Saturday, 14 February 2015
Exhibit Hall (San Jose Convention Center)
Brian Arko, National University, Costa Mesa, CA
The small “dot” chromosome (Muller F element) of D. melanogaster exhibits unique properties, making it the focus of a comparative genomics study organized by the Genomics Education Partnership (GEP; at Washington University in St. Louis.  This chromosome exhibits many heterochromatic features, including a high density of repeats, lack of meiotic recombination, late replication, and association with heterochromatic proteins.  Nonetheless, it contains ~80 genes.  A comparative genomic analysis of Muller F elements of Drosophila species should provide insights into the nature of heterochromatin formation and evolution.  GEP students have completed sequence improvement and analysis of the D. virilis, D. erecta, D. mojavensis and D. grimshawi dot chromosomes, to look at the patterns over 40 million years of evolution.
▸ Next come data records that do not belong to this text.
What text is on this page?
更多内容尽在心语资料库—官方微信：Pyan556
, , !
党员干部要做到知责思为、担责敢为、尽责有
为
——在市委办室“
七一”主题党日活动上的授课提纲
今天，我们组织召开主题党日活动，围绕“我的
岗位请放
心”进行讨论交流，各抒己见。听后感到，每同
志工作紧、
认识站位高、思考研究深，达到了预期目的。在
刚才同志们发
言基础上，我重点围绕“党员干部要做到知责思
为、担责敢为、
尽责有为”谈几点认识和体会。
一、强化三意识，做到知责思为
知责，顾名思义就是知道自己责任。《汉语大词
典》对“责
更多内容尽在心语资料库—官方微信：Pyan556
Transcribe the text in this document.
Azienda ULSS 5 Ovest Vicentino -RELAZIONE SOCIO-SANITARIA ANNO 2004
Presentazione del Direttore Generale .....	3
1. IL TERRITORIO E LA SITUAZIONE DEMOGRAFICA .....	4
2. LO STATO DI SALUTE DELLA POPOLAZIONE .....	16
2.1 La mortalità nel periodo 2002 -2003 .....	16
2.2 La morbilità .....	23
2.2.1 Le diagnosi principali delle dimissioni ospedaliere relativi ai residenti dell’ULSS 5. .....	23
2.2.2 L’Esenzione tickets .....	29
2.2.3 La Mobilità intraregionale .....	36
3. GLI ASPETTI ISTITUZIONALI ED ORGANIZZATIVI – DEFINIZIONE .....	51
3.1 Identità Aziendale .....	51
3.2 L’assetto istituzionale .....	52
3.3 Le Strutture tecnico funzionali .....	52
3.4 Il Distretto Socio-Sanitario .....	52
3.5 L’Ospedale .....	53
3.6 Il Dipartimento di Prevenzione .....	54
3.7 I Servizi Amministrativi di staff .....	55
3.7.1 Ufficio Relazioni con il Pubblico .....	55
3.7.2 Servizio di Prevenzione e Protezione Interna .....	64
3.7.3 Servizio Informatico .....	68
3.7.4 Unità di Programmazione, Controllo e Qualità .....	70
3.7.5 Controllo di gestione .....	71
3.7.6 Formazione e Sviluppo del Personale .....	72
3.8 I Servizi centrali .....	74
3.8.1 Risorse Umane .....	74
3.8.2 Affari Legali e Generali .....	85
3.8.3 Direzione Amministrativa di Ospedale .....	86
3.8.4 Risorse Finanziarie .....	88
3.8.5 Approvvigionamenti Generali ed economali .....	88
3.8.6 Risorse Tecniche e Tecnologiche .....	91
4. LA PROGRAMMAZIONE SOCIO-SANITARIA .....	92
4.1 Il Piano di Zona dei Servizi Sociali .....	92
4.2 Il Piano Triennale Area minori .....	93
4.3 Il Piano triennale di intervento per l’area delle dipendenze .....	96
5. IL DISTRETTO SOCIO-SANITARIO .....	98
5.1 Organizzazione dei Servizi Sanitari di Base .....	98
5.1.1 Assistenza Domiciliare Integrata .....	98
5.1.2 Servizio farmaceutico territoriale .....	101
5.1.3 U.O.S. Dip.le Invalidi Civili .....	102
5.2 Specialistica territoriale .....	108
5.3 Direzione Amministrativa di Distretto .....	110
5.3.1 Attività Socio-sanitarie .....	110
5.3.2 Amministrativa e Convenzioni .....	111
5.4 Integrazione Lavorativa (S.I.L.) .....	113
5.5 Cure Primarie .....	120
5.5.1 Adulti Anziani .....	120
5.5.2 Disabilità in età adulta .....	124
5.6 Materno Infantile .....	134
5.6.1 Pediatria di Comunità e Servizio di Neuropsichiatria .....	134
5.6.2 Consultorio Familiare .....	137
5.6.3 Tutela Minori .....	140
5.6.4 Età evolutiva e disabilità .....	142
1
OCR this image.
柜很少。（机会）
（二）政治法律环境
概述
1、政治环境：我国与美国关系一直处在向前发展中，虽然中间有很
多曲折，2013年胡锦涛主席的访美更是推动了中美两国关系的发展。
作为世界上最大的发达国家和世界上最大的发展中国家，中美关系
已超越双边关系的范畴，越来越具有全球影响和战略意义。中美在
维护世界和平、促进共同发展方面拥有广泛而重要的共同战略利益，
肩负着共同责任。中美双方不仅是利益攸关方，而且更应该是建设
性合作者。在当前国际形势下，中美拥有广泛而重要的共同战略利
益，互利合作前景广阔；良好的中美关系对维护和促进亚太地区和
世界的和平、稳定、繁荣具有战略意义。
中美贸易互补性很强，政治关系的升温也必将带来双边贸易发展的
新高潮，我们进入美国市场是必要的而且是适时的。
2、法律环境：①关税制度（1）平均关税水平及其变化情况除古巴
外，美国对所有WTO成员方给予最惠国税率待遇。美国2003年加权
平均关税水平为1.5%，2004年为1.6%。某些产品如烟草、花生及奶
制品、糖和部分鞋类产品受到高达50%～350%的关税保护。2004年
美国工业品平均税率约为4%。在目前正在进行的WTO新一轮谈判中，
We are now working on the F element chromosome and a euchromatic reference region of D. biarmipes, a species closely related to D. melanogaster, which should facilitate identifying dot chromosome regulatory motifs. The goal of this project was to annotate the genes of D. biarmipes dot chromosome contig 38. Basic Local Alignment Search Tool (BLAST) was used along with Gene Record Finder to compare the protein sequence of D. melanogaster exons to the D. biarmipes contig in order to locate the placement of the homologous exons in the latter species. Gene prediction programs were used to examine regions of the genome not immediately shown to contain genes. Additional tools such as RNAseq data and multiple BLAST analyses were used to confirm the gene models. The information was entered into Gene Model Checker to confirm the alignments, and a comprehensive map of the contig was compiled. Two genes were found on contig38, Slip1 and gw, with 3 and 6 isoforms, respectively. Slip1 isoforms all had unique coding regions, unlike the isoforms of gw, which shared identical coding regions in its 6 isoforms.  Results indicate no significant changes in splice sites, for either the Slip1 nor the gw gene in D. biarmipes compared to D. melanogaster. Overall, both genes showed a high degree of homology with their D. melanogaster orthologs.  We also present preliminary annotation of transcriptional start sites (TSS) in D. biarmipes, an analysis that will facilitate a search for regulatory elements based on conservation among species.